Tuesday, December 10, 2013

Bargaining Power within Households: Can it Prevent HIV?

Over the last few months, we’ve been looking at how gender imparity has affected equity and efficiency in some very high-power spaces: politics, the corporate board, academia, and the STEM fields. But what about those more banal, day-to-day issues of gender imparity---those that most people don’t even see? Namely, how couples relate to one another. As commonplace as it might seem, relationship dynamics can have wide and profound consequences for society.


In the WAPPP seminar this week on “Intra-household bargaining power and HIV prevention,” WAPPP Fellow and PhD Candidate at the University of St. Gallen in Switzerland, Berit Gerritzen, looked at how married couples in rural Malawi approach issues of sexual health. Approximately 14.3 percent of the adult population of Malawi were living with HIV/AIDS in 2005, demonstrating the need for better information on its transmission.

And because many HIV infections throughout Sub-Saharan Africa take place during heterosexual intercourse between persons in stable couple relationships, the way that each of those partners approaches the other---and the issue itself---can be most telling for the diffusion of the virus.

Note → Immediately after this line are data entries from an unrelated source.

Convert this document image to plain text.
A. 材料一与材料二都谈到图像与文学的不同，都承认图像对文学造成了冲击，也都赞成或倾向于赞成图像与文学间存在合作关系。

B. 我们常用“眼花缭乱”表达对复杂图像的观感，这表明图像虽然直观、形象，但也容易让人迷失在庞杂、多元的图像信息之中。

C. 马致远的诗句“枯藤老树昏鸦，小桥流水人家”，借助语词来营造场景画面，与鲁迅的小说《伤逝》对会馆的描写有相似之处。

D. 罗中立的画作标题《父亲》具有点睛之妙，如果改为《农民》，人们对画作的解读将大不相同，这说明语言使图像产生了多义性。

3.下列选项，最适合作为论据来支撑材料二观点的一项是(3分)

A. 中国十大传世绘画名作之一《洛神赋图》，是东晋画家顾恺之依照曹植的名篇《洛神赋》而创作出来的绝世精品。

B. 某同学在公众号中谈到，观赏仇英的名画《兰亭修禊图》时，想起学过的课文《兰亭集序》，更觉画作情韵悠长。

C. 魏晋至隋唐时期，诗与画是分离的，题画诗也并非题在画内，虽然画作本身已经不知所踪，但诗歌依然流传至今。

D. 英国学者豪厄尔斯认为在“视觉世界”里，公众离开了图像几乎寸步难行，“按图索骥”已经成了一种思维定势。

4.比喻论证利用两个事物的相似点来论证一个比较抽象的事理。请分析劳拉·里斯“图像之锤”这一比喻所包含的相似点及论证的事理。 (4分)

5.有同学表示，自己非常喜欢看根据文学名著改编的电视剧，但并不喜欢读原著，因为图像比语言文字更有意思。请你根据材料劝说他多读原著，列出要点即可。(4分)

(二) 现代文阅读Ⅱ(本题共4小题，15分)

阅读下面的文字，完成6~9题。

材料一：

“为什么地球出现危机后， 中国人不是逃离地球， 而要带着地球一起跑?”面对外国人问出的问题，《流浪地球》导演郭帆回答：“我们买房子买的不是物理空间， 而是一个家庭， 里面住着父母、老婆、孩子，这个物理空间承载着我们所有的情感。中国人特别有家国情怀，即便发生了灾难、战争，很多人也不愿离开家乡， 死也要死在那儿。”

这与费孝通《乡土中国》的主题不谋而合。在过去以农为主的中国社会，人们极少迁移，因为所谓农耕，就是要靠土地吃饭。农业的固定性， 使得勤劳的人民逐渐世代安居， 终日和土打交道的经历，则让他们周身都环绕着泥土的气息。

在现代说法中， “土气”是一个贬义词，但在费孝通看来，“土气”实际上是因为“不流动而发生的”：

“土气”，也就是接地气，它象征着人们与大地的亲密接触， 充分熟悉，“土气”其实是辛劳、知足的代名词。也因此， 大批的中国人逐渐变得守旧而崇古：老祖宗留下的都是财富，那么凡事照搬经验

Through data from the Malawi Diffusion and Ideational Change Project, Gerritzen looked at questions of (a) whether partners spoke about HIV risk, (b) accepted condom usage within marriage, (c) self-reported infidelity, among other issues including, of course, (d) HIV infection itself. Gerritzen cross-referenced those answers with indicators of household bargaining power, namely a spouse’s personal economic status, the number of wives in the family, local political participation, and other demographic data.

While conceding that there are a number of additional variables at play, Gerritzen concludes that factors associated with gains in female bargaining power---such as a wife’s own earnings and education, fewer co-wives, and political participation---are in fact generally related to increases in spousal discussions of sexual health, greater acceptance of condom use within marriage, and other HIV risk-reduction efforts.

When women demand the processes and outcomes that they know to be best for themselves, the household’s own welfare improves. And behaviors within the house are often what influence societal health outcomes, further strengthening the case that empowering women and increasing agency has benefits far beyond equality.